France Insoumise (FI) muss zugutegehalten werden, dass sie die zögerliche Haltung der CGT kritisierte und die Forderungen der “Gelben Westen” von Anfang an unterstützte. Aber gleichzeitig hat man Macron aufgefordert, er solle doch einige „progressive“ Forderungen akzeptieren (Streichung der Steuererhöhung auf Treibstoff, Wiedereinführung einer progressiven Einkommenssteuer und die Zweckbindung der Steuerkredite für Unternehmen in der Höhe von 40 Mrd. Euro für die „ökologische Umstellung der Wirtschaft“) oder ansonsten zurücktreten.

Das ist aber ein utopischer Zugang: Macron wird weder das eine noch das andere tun, stattdessen wird er weiterhin kleine Zugeständnisse mit Repression kombinieren. Es geht nicht darum, auf Macron Druck auszuüben, damit ein “Ausweg aus der Krise” gefunden wird. Stattdessen sollte die FI aufzeigen, dass es unter dem gegenwärtigen bürgerlichen Regime keine Lösung geben wird. Das Ziel kann daher nur darin liegen, die Regierung Macron zu stürzen, weil diese Regierung einzig und allein die Interessen der kapitalistischen Klasse repräsentiert. Melenchon hat aber bislang den Klassenwiderspruch in diesem Konflikt heruntergespielt und beschreibt die Bewegung der „Gelben Westen“ als eine „Revolution der BürgerInnen“.

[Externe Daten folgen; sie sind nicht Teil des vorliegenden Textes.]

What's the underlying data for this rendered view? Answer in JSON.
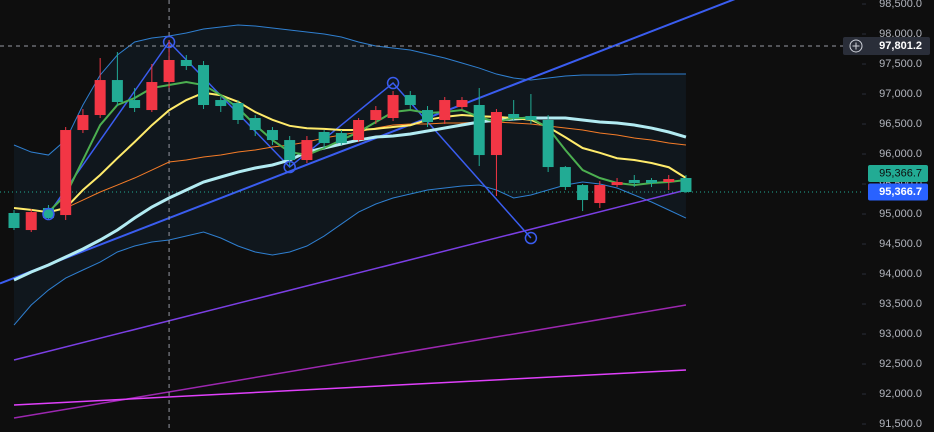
{
  "chart_data": {
    "type": "candlestick",
    "up_color": "#f23645",
    "down_color": "#22ab94",
    "background": "#0e0e0e",
    "ylim": [
      91367,
      98567
    ],
    "yticks": [
      {
        "value": 91500,
        "label": "91,500.0"
      },
      {
        "value": 92000,
        "label": "92,000.0"
      },
      {
        "value": 92500,
        "label": "92,500.0"
      },
      {
        "value": 93000,
        "label": "93,000.0"
      },
      {
        "value": 93500,
        "label": "93,500.0"
      },
      {
        "value": 94000,
        "label": "94,000.0"
      },
      {
        "value": 94500,
        "label": "94,500.0"
      },
      {
        "value": 95000,
        "label": "95,000.0"
      },
      {
        "value": 95500,
        "label": "95,500.0"
      },
      {
        "value": 96000,
        "label": "96,000.0"
      },
      {
        "value": 96500,
        "label": "96,500.0"
      },
      {
        "value": 97000,
        "label": "97,000.0"
      },
      {
        "value": 97500,
        "label": "97,500.0"
      },
      {
        "value": 98000,
        "label": "98,000.0"
      },
      {
        "value": 98500,
        "label": "98,500.0"
      }
    ],
    "open": [
      95017,
      94733,
      95100,
      94983,
      96400,
      96650,
      97233,
      96900,
      96733,
      97200,
      97567,
      97483,
      96900,
      96850,
      96600,
      96400,
      96233,
      95900,
      96367,
      96350,
      96233,
      96567,
      96600,
      96983,
      96733,
      96567,
      96783,
      96817,
      95983,
      96667,
      96633,
      96567,
      95783,
      95483,
      95183,
      95483,
      95567,
      95567,
      95533,
      95600
    ],
    "high": [
      95067,
      95083,
      95150,
      96450,
      96750,
      97600,
      97700,
      97100,
      97500,
      97900,
      97650,
      97550,
      96950,
      96900,
      96650,
      96450,
      96300,
      96300,
      96400,
      96400,
      96600,
      96800,
      97050,
      97050,
      96800,
      96950,
      96950,
      97100,
      96750,
      96900,
      97000,
      96650,
      95800,
      95500,
      95550,
      95600,
      95650,
      95600,
      95650,
      95650
    ],
    "low": [
      94733,
      94700,
      94900,
      94900,
      96350,
      96600,
      96800,
      96700,
      96700,
      97100,
      97400,
      96750,
      96700,
      96500,
      96300,
      96150,
      95800,
      95850,
      96100,
      96150,
      96200,
      96500,
      96550,
      96750,
      96450,
      96500,
      96750,
      95800,
      95300,
      96550,
      96500,
      95700,
      95400,
      95050,
      95100,
      95450,
      95450,
      95450,
      95400,
      95350
    ],
    "close": [
      94767,
      95033,
      94933,
      96400,
      96650,
      97233,
      96867,
      96767,
      97200,
      97567,
      97467,
      96817,
      96800,
      96567,
      96400,
      96233,
      95900,
      96233,
      96183,
      96183,
      96567,
      96733,
      96983,
      96817,
      96533,
      96900,
      96900,
      95983,
      96700,
      96600,
      96567,
      95783,
      95450,
      95233,
      95483,
      95533,
      95517,
      95517,
      95583,
      95366.7
    ],
    "bands": {
      "color": "#2f7fd0",
      "fill": "rgba(40,140,220,0.07)",
      "upper": [
        96150,
        96033,
        95983,
        96233,
        96817,
        97317,
        97650,
        97867,
        97933,
        97967,
        98017,
        98083,
        98117,
        98150,
        98133,
        98100,
        98067,
        98033,
        98000,
        97950,
        97867,
        97800,
        97767,
        97733,
        97667,
        97600,
        97517,
        97433,
        97333,
        97267,
        97233,
        97267,
        97300,
        97317,
        97317,
        97317,
        97333,
        97333,
        97333,
        97333
      ],
      "lower": [
        93150,
        93483,
        93733,
        93933,
        94067,
        94200,
        94367,
        94467,
        94533,
        94567,
        94633,
        94700,
        94600,
        94467,
        94367,
        94317,
        94367,
        94467,
        94633,
        94833,
        95033,
        95167,
        95267,
        95333,
        95400,
        95433,
        95467,
        95483,
        95400,
        95267,
        95317,
        95400,
        95483,
        95533,
        95500,
        95433,
        95317,
        95200,
        95067,
        94933
      ]
    },
    "lines": [
      {
        "color": "#f57c28",
        "width": 1,
        "values": [
          null,
          null,
          null,
          95100,
          95233,
          95367,
          95483,
          95600,
          95733,
          95867,
          95900,
          95950,
          95983,
          96033,
          96067,
          96117,
          96150,
          96200,
          96267,
          96317,
          96367,
          96433,
          96483,
          96500,
          96500,
          96517,
          96517,
          96533,
          96533,
          96517,
          96500,
          96467,
          96433,
          96400,
          96350,
          96317,
          96267,
          96233,
          96183,
          96150
        ]
      },
      {
        "color": "#b2ebf2",
        "width": 3,
        "values": [
          93900,
          94033,
          94150,
          94283,
          94417,
          94567,
          94733,
          94933,
          95117,
          95267,
          95400,
          95533,
          95617,
          95700,
          95767,
          95817,
          95900,
          96033,
          96100,
          96167,
          96233,
          96283,
          96300,
          96333,
          96383,
          96433,
          96483,
          96533,
          96567,
          96583,
          96600,
          96600,
          96600,
          96567,
          96533,
          96517,
          96483,
          96433,
          96367,
          96283
        ]
      },
      {
        "color": "#ffeb6b",
        "width": 2,
        "values": [
          95100,
          95070,
          95030,
          95100,
          95400,
          95650,
          95930,
          96200,
          96480,
          96730,
          96900,
          97020,
          96980,
          96870,
          96700,
          96570,
          96470,
          96430,
          96420,
          96400,
          96400,
          96420,
          96450,
          96480,
          96570,
          96620,
          96650,
          96630,
          96620,
          96600,
          96570,
          96450,
          96280,
          96100,
          96020,
          95930,
          95900,
          95850,
          95780,
          95600
        ]
      },
      {
        "color": "#4caf50",
        "width": 2,
        "values": [
          null,
          null,
          95033,
          95317,
          95900,
          96483,
          96817,
          96933,
          97100,
          97150,
          97200,
          97150,
          96983,
          96767,
          96483,
          96233,
          96033,
          95983,
          96100,
          96233,
          96367,
          96533,
          96700,
          96733,
          96683,
          96700,
          96733,
          96617,
          96533,
          96600,
          96600,
          96433,
          96067,
          95733,
          95600,
          95517,
          95483,
          95517,
          95533,
          95567
        ]
      }
    ],
    "segments": [
      {
        "color": "#7b3fe4",
        "x": [
          0,
          39
        ],
        "values": [
          92567,
          95400
        ]
      },
      {
        "color": "#9c27b0",
        "x": [
          0,
          39
        ],
        "values": [
          91600,
          93483
        ]
      },
      {
        "color": "#e040fb",
        "x": [
          0,
          39
        ],
        "values": [
          91817,
          92400
        ]
      },
      {
        "color": "#3a5df0",
        "x": [
          0,
          39
        ],
        "values": [
          93933,
          98267
        ],
        "extend": true
      },
      {
        "color": "#3a5df0",
        "x": [
          2,
          9,
          16,
          22,
          30
        ],
        "values": [
          95000,
          97867,
          95783,
          97183,
          94600
        ],
        "markers": true
      }
    ],
    "crosshair": {
      "x": 9,
      "value": 97801.2,
      "label": "97,801.2"
    },
    "last_price": {
      "value": 95366.7,
      "label": "95,366.7"
    }
  }
}
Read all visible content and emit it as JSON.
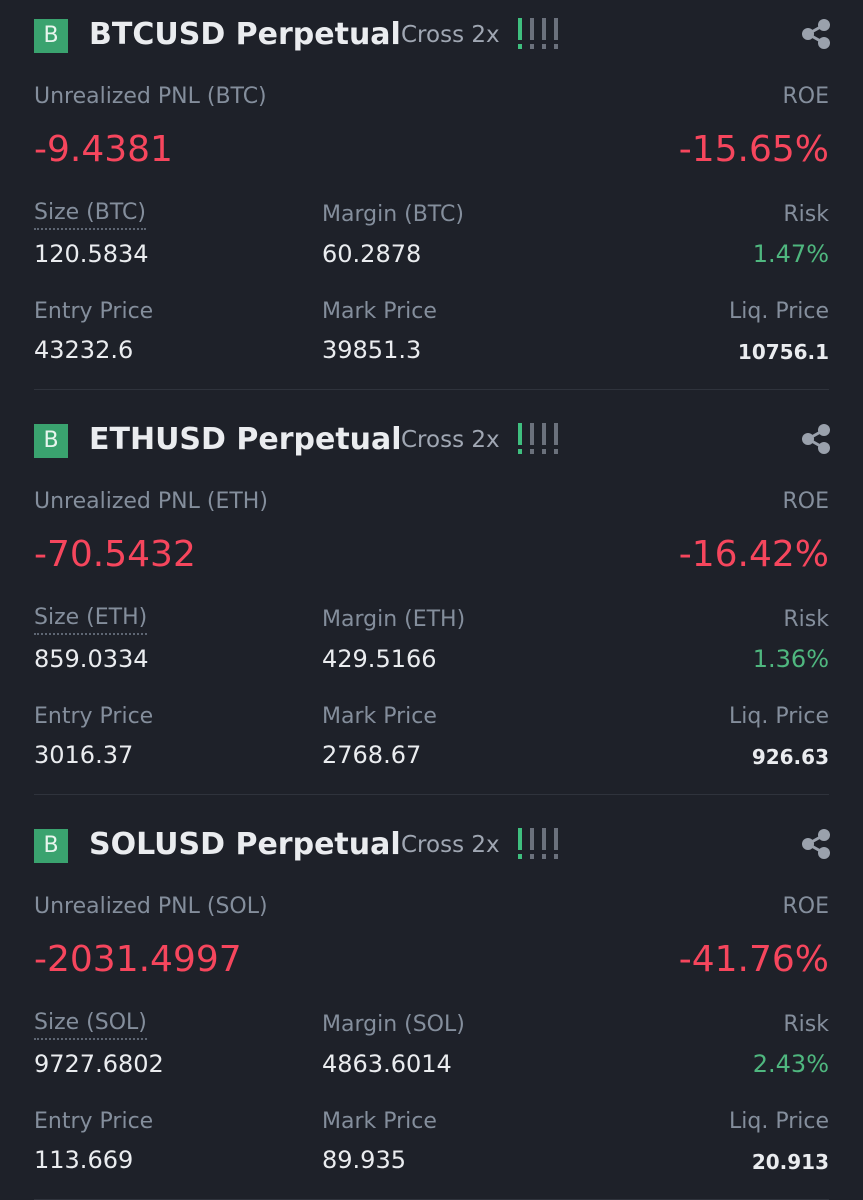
{
  "positions": [
    {
      "badge": "B",
      "symbol": "BTCUSD Perpetual",
      "margin_mode": "Cross 2x",
      "pnl_label": "Unrealized PNL (BTC)",
      "pnl": "-9.4381",
      "roe_label": "ROE",
      "roe": "-15.65%",
      "size_label": "Size (BTC)",
      "size": "120.5834",
      "margin_label": "Margin (BTC)",
      "margin": "60.2878",
      "risk_label": "Risk",
      "risk": "1.47%",
      "entry_label": "Entry Price",
      "entry": "43232.6",
      "mark_label": "Mark Price",
      "mark": "39851.3",
      "liq_label": "Liq. Price",
      "liq": "10756.1"
    },
    {
      "badge": "B",
      "symbol": "ETHUSD Perpetual",
      "margin_mode": "Cross 2x",
      "pnl_label": "Unrealized PNL (ETH)",
      "pnl": "-70.5432",
      "roe_label": "ROE",
      "roe": "-16.42%",
      "size_label": "Size (ETH)",
      "size": "859.0334",
      "margin_label": "Margin (ETH)",
      "margin": "429.5166",
      "risk_label": "Risk",
      "risk": "1.36%",
      "entry_label": "Entry Price",
      "entry": "3016.37",
      "mark_label": "Mark Price",
      "mark": "2768.67",
      "liq_label": "Liq. Price",
      "liq": "926.63"
    },
    {
      "badge": "B",
      "symbol": "SOLUSD Perpetual",
      "margin_mode": "Cross 2x",
      "pnl_label": "Unrealized PNL (SOL)",
      "pnl": "-2031.4997",
      "roe_label": "ROE",
      "roe": "-41.76%",
      "size_label": "Size (SOL)",
      "size": "9727.6802",
      "margin_label": "Margin (SOL)",
      "margin": "4863.6014",
      "risk_label": "Risk",
      "risk": "2.43%",
      "entry_label": "Entry Price",
      "entry": "113.669",
      "mark_label": "Mark Price",
      "mark": "89.935",
      "liq_label": "Liq. Price",
      "liq": "20.913"
    }
  ]
}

Doch keine der weitergehenden Forderungen der Bewegung kann ohne die Mittel des Klassenkampfs durchgesetzt werden, mit denen das Land lahmgelegt und die Regierung wie im Mai 1968 in Bedrängnis gebracht würde. Koordinierte und möglichst weitreichende Streikaktionen, die die ArbeiterInnen aller Sektoren mit der radikalisierten Jugend vereinen, sind der einzige Weg zum Sieg. Wie auch immer die jetzige Bewegung endet, es ist klar, dass ein neues Kapitel des Klassenkampfs aufgeschlagen wurde, der in Frankreich, wie Friedrich Engels einst schrieb, stets bis zum Ende durchgekämpft wird.